The US NSA or the U.S. National Security Agency is being sued by Wikimedia and other groups have challenged the mass surveillance programs which it said intruded upon American rights for privacy and also make individuals less likely to share sensitive information.
The lawsuit has been filed in the very city where the spy agency is based, Maryland. The lawsuit alleges that NSA is violating the very principles which form the pillars of American democracy, U.S. constitutional protections and the law when it intercepts high-capacity cables, switches and routers which form the backbone of internet traffic through the United States.
The latest case is one more example of a potential legal front by privacy advocates who are questioning the US spying programs since 2013. The American public came to know of the long reach of the state which had transgressed the privacy of every citizen of the country when documents pertaining to the surveillance were released by former NSA contractor Edward Snowden. Numerous lawsuits challenging the bulk collection of telephone metadata are pending in U.S. appeals courts.
The surveillance happens at the “upstream” collection level, the so called backbone of the Internet and away from individual users and the lawsuit takes on this kind of surveillance. Such bulk collection of data violates the constitution’s First Amendment, which protects freedom of speech and association as well as the Fourth Amendment, which protects any US citizen from unreasonable search and seizure actions by the state.
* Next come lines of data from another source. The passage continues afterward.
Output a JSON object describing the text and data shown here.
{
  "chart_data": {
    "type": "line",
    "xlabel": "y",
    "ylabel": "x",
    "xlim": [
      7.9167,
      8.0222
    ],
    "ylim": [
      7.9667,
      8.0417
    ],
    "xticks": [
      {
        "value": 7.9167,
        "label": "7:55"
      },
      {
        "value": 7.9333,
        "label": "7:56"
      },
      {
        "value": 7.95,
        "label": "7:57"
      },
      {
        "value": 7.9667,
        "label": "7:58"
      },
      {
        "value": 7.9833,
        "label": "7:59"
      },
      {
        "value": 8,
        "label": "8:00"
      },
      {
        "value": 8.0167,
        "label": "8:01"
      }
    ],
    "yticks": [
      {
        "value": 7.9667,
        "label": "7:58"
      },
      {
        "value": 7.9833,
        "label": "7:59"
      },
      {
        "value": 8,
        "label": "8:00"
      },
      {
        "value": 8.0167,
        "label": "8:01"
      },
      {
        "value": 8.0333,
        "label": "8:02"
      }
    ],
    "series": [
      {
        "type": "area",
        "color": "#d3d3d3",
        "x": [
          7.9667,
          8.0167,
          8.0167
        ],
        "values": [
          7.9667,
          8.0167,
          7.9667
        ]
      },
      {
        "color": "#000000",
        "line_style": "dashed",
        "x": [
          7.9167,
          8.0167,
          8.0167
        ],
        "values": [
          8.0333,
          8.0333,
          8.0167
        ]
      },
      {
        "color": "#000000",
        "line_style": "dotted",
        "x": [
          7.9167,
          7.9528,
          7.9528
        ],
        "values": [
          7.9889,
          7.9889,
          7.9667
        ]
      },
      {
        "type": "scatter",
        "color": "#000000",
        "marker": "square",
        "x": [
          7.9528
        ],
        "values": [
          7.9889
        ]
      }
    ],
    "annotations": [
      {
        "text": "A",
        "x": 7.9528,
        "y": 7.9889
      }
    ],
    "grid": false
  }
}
The law suit was filed by the following organizations-
- Wikimedia Foundation, which runs the online encyclopedia Wikipedia
- The conservative Rutherford Institute
- Amnesty International USA
- National Association of Criminal Defense Lawyers and other groups
The plaintiff argued that such mass surveillance programs will directly or indirectly affect the free sharing of information. It could provoke clients, journalists, foreign government officials, victims of human rights abuses and other individuals not to share sensitive information.